Theory suggests that groups should outperform individuals in generating ideas and making effective decisions. Theory hasn’t spent much time working in groups.
Yes, I love the potential of teams—it’s tremendous and it’s exciting, and yet, few groups survive intact to realize their potential. The late, great team researcher, J. Richard Hackman, summed up a lifetime of research into teaming with the quote: “I have no question that when you have a team, the possibility exists that it will generate magic, producing something extraordinary…but don’t count on it.”
For my money, the operative phrase here is, “…but don’t count on it.”
Team development requires deliberate hard work and there are a lot of moving parts. I like to start with the fundamentals around roles and purpose and then help groups learn how to creatively attack issues. Part of this involves stimulating new ideas. Here are seven easy and low cost ideas practically guaranteed to have a big impact on your team’s creativity and performance. Use them in great health and feel free to improvise.
7 Ideas to Strengthen Team Creativity and Performance:
1. Renew around purpose. One of the root causes of group performance problems is the lack of connectivity to an over-arching and motivating purpose. While not every team is charged with save-the-world type tasks, it is possible to elevate departmental purpose or project purpose to a higher, meaningful level.
If your project team is working on a key part of new product development essential to the firm’s strategy, make certain to remind them of this point regularly. If you are leading a functional group, define a charter or mission for the team that fits nicely under the firm’s mission. An alternative approach is to focus the team around meaningful metrics or to benchmark your team’s performance versus industry or market leaders.
2. Clarify roles. Have everyone on your team complete this exercise on their own and then share it with the group: “At the end of this project (or my time on this team), what will my coworkers say that I did?” After reading their own description out loud, encourage everyone to turn their answer into their own personal mission statement or charter for their role on the team. Make certain these mission statements are visible for all team members to see.
3. Study the innovators. Choose a firm that is remarkably innovative and successful in your team’s area of focus (outside your industry) and create an association exercise. For example, if you lead a customer service team in an industrial parts company, try asking the question: “How would Zappos (online shoe retailer) change our customer service?” If you are in IT, try, “How would Google/Amazon leverage our data?” Break your team into small groups to explore these topics and ask them to come back in 30-days with a report outlining the ideas. Kudos if you can put some of the ideas into action.

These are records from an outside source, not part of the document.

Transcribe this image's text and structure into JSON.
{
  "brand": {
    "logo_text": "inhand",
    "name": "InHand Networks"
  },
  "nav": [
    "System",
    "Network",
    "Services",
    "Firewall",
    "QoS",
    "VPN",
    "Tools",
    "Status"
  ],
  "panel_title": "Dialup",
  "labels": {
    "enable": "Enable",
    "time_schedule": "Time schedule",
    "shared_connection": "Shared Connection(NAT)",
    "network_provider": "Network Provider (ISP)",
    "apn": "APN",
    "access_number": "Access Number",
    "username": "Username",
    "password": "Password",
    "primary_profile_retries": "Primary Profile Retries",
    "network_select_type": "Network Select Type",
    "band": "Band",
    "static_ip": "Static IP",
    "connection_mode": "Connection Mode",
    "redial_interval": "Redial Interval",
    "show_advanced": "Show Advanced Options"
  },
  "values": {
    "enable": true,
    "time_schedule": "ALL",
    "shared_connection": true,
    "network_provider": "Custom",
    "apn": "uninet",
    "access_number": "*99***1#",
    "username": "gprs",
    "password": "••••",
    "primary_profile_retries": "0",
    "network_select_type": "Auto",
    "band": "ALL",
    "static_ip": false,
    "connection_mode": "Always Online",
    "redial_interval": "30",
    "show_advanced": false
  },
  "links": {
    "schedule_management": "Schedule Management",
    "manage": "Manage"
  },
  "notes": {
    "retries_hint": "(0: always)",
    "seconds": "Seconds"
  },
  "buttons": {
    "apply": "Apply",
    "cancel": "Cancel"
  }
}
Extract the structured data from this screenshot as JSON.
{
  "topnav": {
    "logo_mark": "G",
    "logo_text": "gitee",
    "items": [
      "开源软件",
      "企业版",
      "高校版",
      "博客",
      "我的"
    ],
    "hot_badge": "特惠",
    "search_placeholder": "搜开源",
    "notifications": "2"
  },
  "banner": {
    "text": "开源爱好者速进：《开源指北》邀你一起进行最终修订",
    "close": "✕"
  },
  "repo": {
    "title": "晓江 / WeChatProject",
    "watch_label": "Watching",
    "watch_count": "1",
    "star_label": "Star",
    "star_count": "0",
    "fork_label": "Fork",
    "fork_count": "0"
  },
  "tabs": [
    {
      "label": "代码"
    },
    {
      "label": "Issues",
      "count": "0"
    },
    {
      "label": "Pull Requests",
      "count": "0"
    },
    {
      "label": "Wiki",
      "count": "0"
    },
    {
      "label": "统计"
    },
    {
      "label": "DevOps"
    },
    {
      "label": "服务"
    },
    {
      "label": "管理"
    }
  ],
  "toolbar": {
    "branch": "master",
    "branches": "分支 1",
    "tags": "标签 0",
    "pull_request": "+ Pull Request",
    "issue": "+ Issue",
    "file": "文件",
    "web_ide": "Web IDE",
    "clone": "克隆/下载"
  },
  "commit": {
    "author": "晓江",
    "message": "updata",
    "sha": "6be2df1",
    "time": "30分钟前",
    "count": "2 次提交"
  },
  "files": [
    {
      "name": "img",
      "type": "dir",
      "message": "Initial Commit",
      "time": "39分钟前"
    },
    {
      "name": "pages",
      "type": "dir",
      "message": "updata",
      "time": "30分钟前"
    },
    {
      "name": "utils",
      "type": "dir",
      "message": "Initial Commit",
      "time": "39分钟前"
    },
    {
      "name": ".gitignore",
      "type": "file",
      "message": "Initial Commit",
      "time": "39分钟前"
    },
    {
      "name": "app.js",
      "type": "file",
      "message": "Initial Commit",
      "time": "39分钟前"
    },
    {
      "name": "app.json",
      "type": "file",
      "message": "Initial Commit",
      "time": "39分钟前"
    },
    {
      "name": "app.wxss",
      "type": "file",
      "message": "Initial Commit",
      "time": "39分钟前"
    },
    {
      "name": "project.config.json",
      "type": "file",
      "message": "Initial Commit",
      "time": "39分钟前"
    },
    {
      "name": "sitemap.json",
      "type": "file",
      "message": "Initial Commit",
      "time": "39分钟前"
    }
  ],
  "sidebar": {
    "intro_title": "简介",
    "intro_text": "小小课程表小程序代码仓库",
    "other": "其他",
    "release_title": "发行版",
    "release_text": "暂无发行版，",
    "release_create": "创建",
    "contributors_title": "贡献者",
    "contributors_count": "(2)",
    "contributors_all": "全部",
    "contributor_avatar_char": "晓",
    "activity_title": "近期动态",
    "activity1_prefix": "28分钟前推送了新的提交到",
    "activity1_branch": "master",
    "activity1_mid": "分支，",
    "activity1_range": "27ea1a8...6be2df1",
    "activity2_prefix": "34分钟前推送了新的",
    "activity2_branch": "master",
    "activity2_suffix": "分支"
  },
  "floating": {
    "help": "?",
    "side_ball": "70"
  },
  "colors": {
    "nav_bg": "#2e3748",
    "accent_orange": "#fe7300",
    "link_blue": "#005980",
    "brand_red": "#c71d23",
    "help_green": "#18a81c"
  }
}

4. Create an adversary. Nothing fuels emotion and galvanizes teamwork like an evil adversary bent on keeping you and your colleagues from meeting their mortgage payments. If you’ve got a solid, evil competitor, great! Simply study and report on what they are doing and challenge your team to out-think or outflank them. If you don’t have a ready made competitor, consider making one up. One CEO wrote weekly press releases describing the machinations of an imaginary competitor as a tool to stimulate his team’s energy and creativity. While everyone knew the competitor was imaginary, the approach stimulated a very rich set of scenario planning and response exercises.
5. Improve discussion quality by teaching your team how to talk. Invest a few dollars and hours in reading Edward De Bono’s “Six Thinking Hats” book and use his parallel thinking approach to get the best out of group discussions. It’s easy to facilitate the process of focusing the entire group on one theme (hat) at a time, including facts/evidence, emotions, ideas, risks, opportunities, benefits. You will quickly notice that this technique reduces discussion churn and dramatically improve idea generation and solution development.
6. Develop creative responses to issues through alternative framing. Start by working with your team to frame (describe) issues in more than one distinct way. For example, a competitor’s new product launch may be a threat or, it may be an opportunity. Encourage the team to frame it first as either positive or negative and then to develop possible solutions based on the frame selection.
Once the initial framing discussion has run its course, pick the other frame and develop an entirely new set of potential responses or solutions. The approach will yield rich discussions and a variety of options for consideration.
Effective managers use this technique at the group and individual level. For an advanced form of framing, once the positive and negative approaches are developed, ask the team what they would do if none of the approaches are available.
7. Practice anthropology without a license. If budgets allow, send your team out of the office in search of ideas and insights. From studying customers using your offerings to observing the customers of your customers, careful observation can yield actionable results. One client sent a team out to their customers to observe a “day in the life of data,” and identified a number of new product and service ideas for their software firm.
I’m a fan of sending groups into very unique environments as well. Consider sending teams to museums, concerts, exhibitions or even amusement parks. Ask them to observe operations, customer service, marketing, how customers respond to the offerings and then challenge them to relate those observations to your own business. Put some effort into facilitating the feedback discussion and importantly, challenge the team to identify one or more ideas to put into action.
The Bottom-Line for Now:
Team performance is a horrible thing to waste. Invest a bit of time and you might just generate a bit of magic and produce something extraordinary!